A Florida county judge on Tuesday granted a restraining order against U.S. Rep. Cory Mills (R-Fla.) after a woman accused him of harassing and threatening her after they broke up earlier this year.
Florida Republican state committee member Lindsey Langston, who was crowned Miss United States in 2024, filed an emergency motion for an injunction in August after separately telling law enforcement in July that Mills had released explicit photos and videos of her and threatened to harm other men she might date.
The judge said there was “reasonable cause to believe that Langston is in imminent danger of becoming the victim of another act of dating violence” without a restraining order. In this case, it’s cyberstalking as defined by Florida law.
Until January 1, Mills is prohibited from having any contact with Langston and is prohibited from coming within 500 feet of her residence or place of employment.
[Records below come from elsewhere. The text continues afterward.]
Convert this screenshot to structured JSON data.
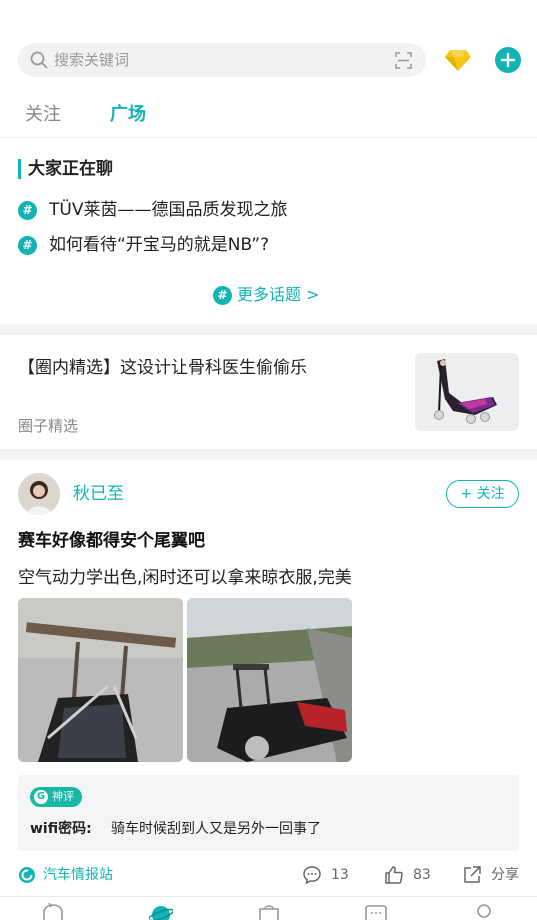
{
  "search": {
    "placeholder": "搜索关键词"
  },
  "tabs": [
    {
      "label": "关注"
    },
    {
      "label": "广场"
    }
  ],
  "trending": {
    "title": "大家正在聊",
    "topics": [
      {
        "hash": "#",
        "text": "TÜV莱茵——德国品质发现之旅"
      },
      {
        "hash": "#",
        "text": "如何看待“开宝马的就是NB”?"
      }
    ],
    "more_label": "更多话题 >"
  },
  "featured": {
    "title": "【圈内精选】这设计让骨科医生偷偷乐",
    "source": "圈子精选"
  },
  "post": {
    "username": "秋已至",
    "follow_label": "+ 关注",
    "title": "赛车好像都得安个尾翼吧",
    "body": "空气动力学出色,闲时还可以拿来晾衣服,完美",
    "comment": {
      "badge": "神评",
      "badge_icon": "G",
      "user": "wifi密码:",
      "text": "骑车时候刮到人又是另外一回事了"
    },
    "circle": "汽车情报站",
    "comments_count": "13",
    "likes_count": "83",
    "share_label": "分享"
  },
  "colors": {
    "accent": "#11b3b4",
    "badge": "#19b7a6",
    "gem": "#f5c518"
  },
  "icons": {
    "search": "search-icon",
    "scan": "scan-icon",
    "vip": "diamond-icon",
    "add": "plus-icon",
    "comment": "comment-bubble-icon",
    "like": "thumb-up-icon",
    "share": "share-icon"
  }
}
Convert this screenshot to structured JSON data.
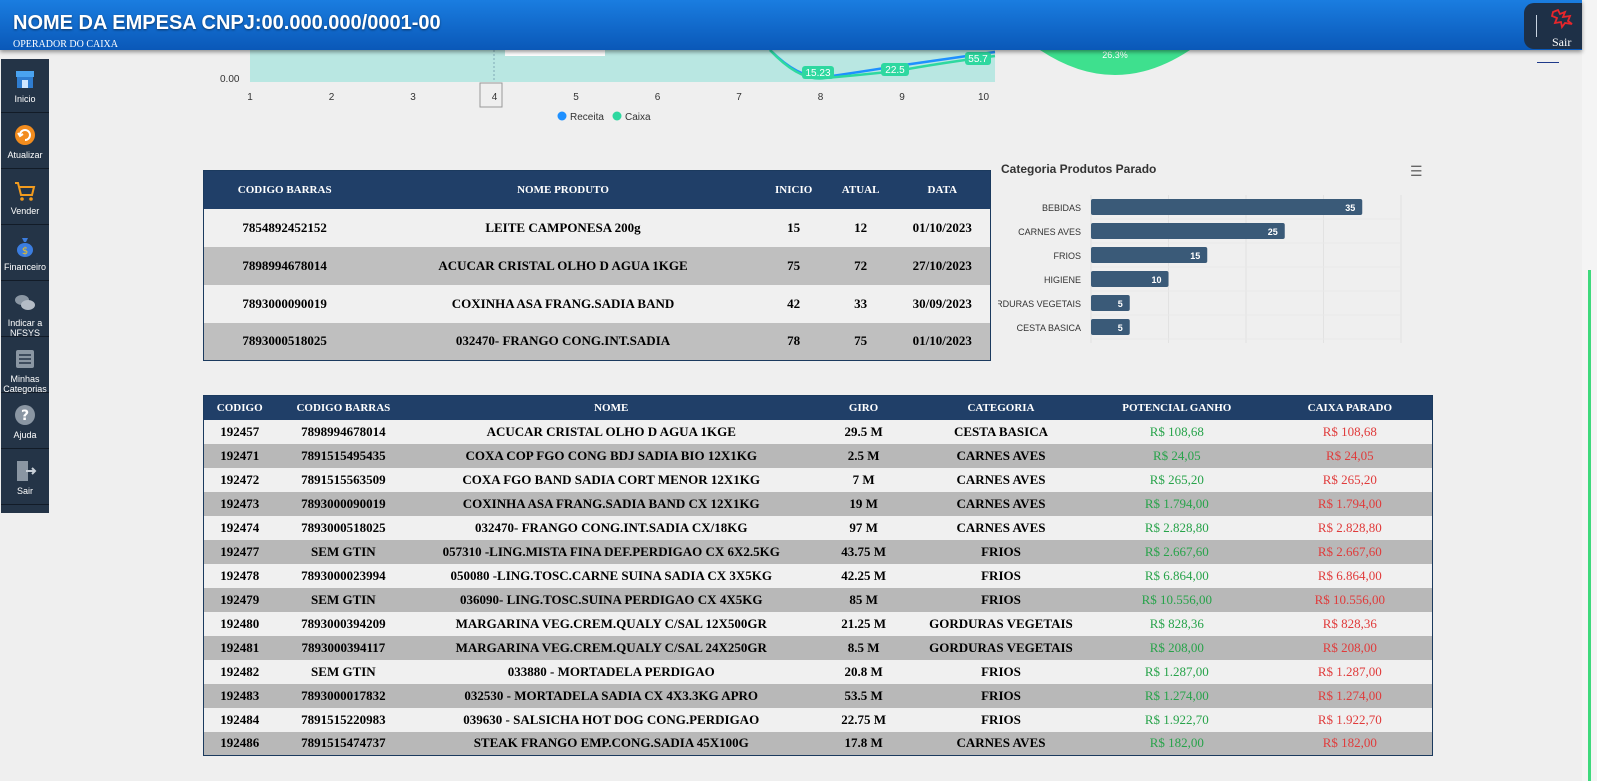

The judge found that Mr. Mills’ communications to Mr. Langston were “all designed to cause… significant emotional distress.”
Mills did not mention in court that he sent the intimate video of himself and Langston to anyone, but said he deleted the video and that his iPhone broke after receiving it. He said he intended to send a video of Langston wearing an apron and baking bread in the kitchen to other potential suitors to prove that he was also meeting her at the same time.
The court did not find that testimony to be true, but also said the statement was irrelevant because Langston did not know or interpret that the video had been deleted.
The decision came after two days of in-person hearings last month, during which Langston broke down in tears on stage, according to media reports.
The 14-page written decision details the fractious and tumultuous relationship between Langston, Mills, his wife, and another girlfriend of Mills’s who was dating at the same time as Langston, referred to in the judgment as “GF2.”
The two started dating in November 2021, when Langston was 22 years old and Mills was 41 years old, and had been living separately from his wife. Langston moved to Mills’ home in Florida. She had previously told police she believed he was divorced.
Langston suspected that Mills was not being sincere when she saw a photo of another woman at his Washington, D.C., mansion. Mills told Langston that the woman was “infatuated with him” and moved into his apartment, and on one occasion forced her way into the apartment. Actually, that woman was his other girlfriend.
In February, Langston saw a news report that police were investigating an altercation between Mills and another woman at her Washington, D.C., home. Mills and the alleged victim later denied that a physical altercation occurred. Police sent a report to the U.S. Attorney’s Office, but Mills was not charged.
Langston ended the relationship in late February or early March and moved out of Mills’ apartment, but Mills told the court that after initially reconciling for a month and a half, she was “not sure what was going on” in the relationship in May and June, and that she was in contact with Langston “to determine if the parties were reconciling or ‘dissolving’ the relationship.”
Circuit Judge James M. Swisher Jr. of Columbia County, Florida, wrote that Mills’ explanation was “difficult to understand and for the most part incomprehensible,” noting that “according to defendant’s own testimony, GF2 lived with and resided with defendant.”
“Nevertheless, Defendant initiated and continued to carry out a series of actions in which he directly communicated with Appellant using electronic communications that had no legitimate purpose,” Swisher wrote, and “intensified such communications during May and June 2025 while residing in GF2, causing substantial emotional distress to Appellant.”
The May 7 message read, “Do you want to date or be with someone else? Be my guest. But they need to know in advance that I won’t care this week, this month, or 10 years if we pass each other. They better know it’s going to happen every time.”
A May 15 message read: “I might want to tell all the guys I’m dating when I meet them someday. Buckle up your cowboy straps.”
“I can also send him some of your videos.[.] Oh, I still have it,” Mills wrote on May 15th.
“I hope you keep your crown until the end,” he wrote on June 12.
Langston asked Mills to leave her alone on 11 separate occasions between May and June.
Mills told the court that some of the communications were “for the purpose of ‘unraveling’ the relationship,” but the court said Mills “could not provide a logical or reasonable explanation” for how he did so.
Although Mills argued that the delay between her last contact with Langston and her filing the report with law enforcement showed a “lack of distress,” the judge agreed that the delay was merely “awareness” and that she had sought assistance from law enforcement prior to the date of the first report.
After Langston filed the restraining order on Aug. 5, Mills used his second girlfriend’s phone to directly call and text Langston and his family, inducing the second girlfriend and one of his government employees to contact Langston, the judge wrote.
The Hill has reached out to Mills’ office for comment. Mr. Langston could not be reached for comment by his attorney.